Abstract
Purpose: Reproducibility is a core principle of science and access to a study’s data is essential to reproduce its findings. However, data sharing is uncommon in the field of Communication Sciences and Disorders (CSD), often due to concerns related to privacy and disclosure risks. Synthetic data offers a potential solution to this barrier by generating artificial datasets that do not represent real individuals yet retain statistical properties and relationships from the original data. This study aimed to explore the feasibility and preliminary utility of synthetic data to promote transparency and reproducibility in the field of CSD.

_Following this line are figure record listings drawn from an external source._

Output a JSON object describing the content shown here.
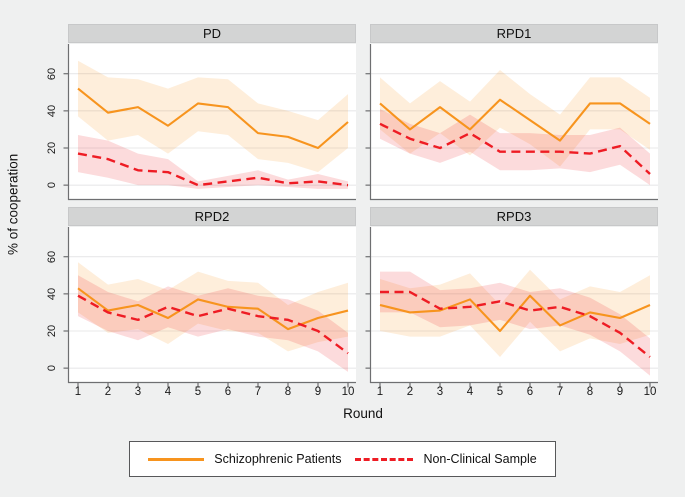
{
  "figure": {
    "background": "#eff0f0",
    "plot_background": "#ffffff",
    "panel_header_background": "#d3d4d4",
    "gridline_color": "#e8e8ea",
    "axis_color": "#6e6f71",
    "band_opacity": 0.16
  },
  "legend": {
    "items": [
      {
        "label": "Schizophrenic Patients",
        "color": "#f7941e",
        "style": "solid"
      },
      {
        "label": "Non-Clinical Sample",
        "color": "#ee1c24",
        "style": "dashed"
      }
    ]
  },
  "chart_data": {
    "type": "line",
    "x": [
      1,
      2,
      3,
      4,
      5,
      6,
      7,
      8,
      9,
      10
    ],
    "xlabel": "Round",
    "ylabel": "% of cooperation",
    "yticks": [
      0,
      20,
      40,
      60
    ],
    "ylim": [
      -8,
      76
    ],
    "grid": true,
    "legend_position": "bottom",
    "panels": [
      {
        "title": "PD",
        "series": [
          {
            "name": "Schizophrenic Patients",
            "color": "#f7941e",
            "style": "solid",
            "values": [
              52,
              39,
              42,
              32,
              44,
              42,
              28,
              26,
              20,
              34
            ],
            "upper": [
              67,
              58,
              57,
              52,
              58,
              57,
              44,
              40,
              35,
              49
            ],
            "lower": [
              37,
              24,
              27,
              17,
              29,
              27,
              14,
              12,
              7,
              20
            ]
          },
          {
            "name": "Non-Clinical Sample",
            "color": "#ee1c24",
            "style": "dashed",
            "values": [
              17,
              14,
              8,
              7,
              0,
              2,
              4,
              1,
              2,
              0
            ],
            "upper": [
              27,
              24,
              17,
              14,
              2,
              5,
              8,
              3,
              6,
              2
            ],
            "lower": [
              7,
              4,
              0,
              0,
              -2,
              -1,
              0,
              -1,
              -2,
              -2
            ]
          }
        ]
      },
      {
        "title": "RPD1",
        "series": [
          {
            "name": "Schizophrenic Patients",
            "color": "#f7941e",
            "style": "solid",
            "values": [
              44,
              30,
              42,
              30,
              46,
              35,
              24,
              44,
              44,
              33
            ],
            "upper": [
              58,
              44,
              56,
              45,
              62,
              49,
              38,
              58,
              58,
              47
            ],
            "lower": [
              30,
              17,
              28,
              16,
              31,
              22,
              10,
              30,
              30,
              19
            ]
          },
          {
            "name": "Non-Clinical Sample",
            "color": "#ee1c24",
            "style": "dashed",
            "values": [
              33,
              25,
              20,
              28,
              18,
              18,
              18,
              17,
              21,
              6
            ],
            "upper": [
              41,
              33,
              28,
              38,
              28,
              28,
              27,
              27,
              31,
              17
            ],
            "lower": [
              25,
              17,
              12,
              18,
              8,
              8,
              9,
              7,
              11,
              0
            ]
          }
        ]
      },
      {
        "title": "RPD2",
        "series": [
          {
            "name": "Schizophrenic Patients",
            "color": "#f7941e",
            "style": "solid",
            "values": [
              43,
              31,
              34,
              27,
              37,
              33,
              32,
              21,
              27,
              31
            ],
            "upper": [
              57,
              45,
              48,
              42,
              52,
              47,
              46,
              34,
              41,
              46
            ],
            "lower": [
              30,
              19,
              21,
              13,
              24,
              20,
              19,
              9,
              14,
              17
            ]
          },
          {
            "name": "Non-Clinical Sample",
            "color": "#ee1c24",
            "style": "dashed",
            "values": [
              39,
              30,
              26,
              33,
              28,
              32,
              28,
              26,
              20,
              8
            ],
            "upper": [
              50,
              41,
              36,
              44,
              39,
              43,
              39,
              37,
              31,
              19
            ],
            "lower": [
              28,
              20,
              15,
              22,
              17,
              21,
              17,
              15,
              9,
              -2
            ]
          }
        ]
      },
      {
        "title": "RPD3",
        "series": [
          {
            "name": "Schizophrenic Patients",
            "color": "#f7941e",
            "style": "solid",
            "values": [
              34,
              30,
              31,
              37,
              20,
              39,
              23,
              30,
              27,
              34
            ],
            "upper": [
              48,
              43,
              45,
              51,
              34,
              53,
              37,
              44,
              41,
              50
            ],
            "lower": [
              20,
              17,
              17,
              23,
              6,
              25,
              9,
              16,
              13,
              18
            ]
          },
          {
            "name": "Non-Clinical Sample",
            "color": "#ee1c24",
            "style": "dashed",
            "values": [
              41,
              41,
              32,
              33,
              36,
              31,
              33,
              28,
              19,
              6
            ],
            "upper": [
              52,
              52,
              42,
              43,
              46,
              41,
              43,
              38,
              29,
              16
            ],
            "lower": [
              30,
              30,
              22,
              23,
              26,
              21,
              23,
              18,
              9,
              -4
            ]
          }
        ]
      }
    ]
  }
}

Method: Ten open datasets were obtained from previously published research within the American Speech-Language-Hearing Association ‘Big Nine’ domains (articulation, cognition, communication, fluency, hearing, language, social communication, voice and resonance, and swallowing) across a range of study outcomes and designs. Synthetic datasets were generated with the synthpop R package. General utility was assessed visually and with the standardized ratio of the propensity mean squared error (S_pMSE). Specific utility assessed whether inferential relationships from the original data were preserved in the synthetic dataset by comparing model fit indices, coefficients, and p-values.
Results: All synthetic datasets showed strong general utility, maintaining univariate and bivariate distributions. Six of nine synthetic datasets that used inferential statistics showed strong specific utility, maintaining inferential relationships from the original analysis. Specific utility was low in three datasets with hierarchical structures.
Conclusion: Findings suggest that synthetic data can effectively maintain statistical properties and relationships across a wide range of non-hierarchical data commonly seen in the field of CSD. Other approaches for hierarchical data need to be explored in future work. Researchers who use synthetic data should assess its utility in preserving their results for their own data and use-case.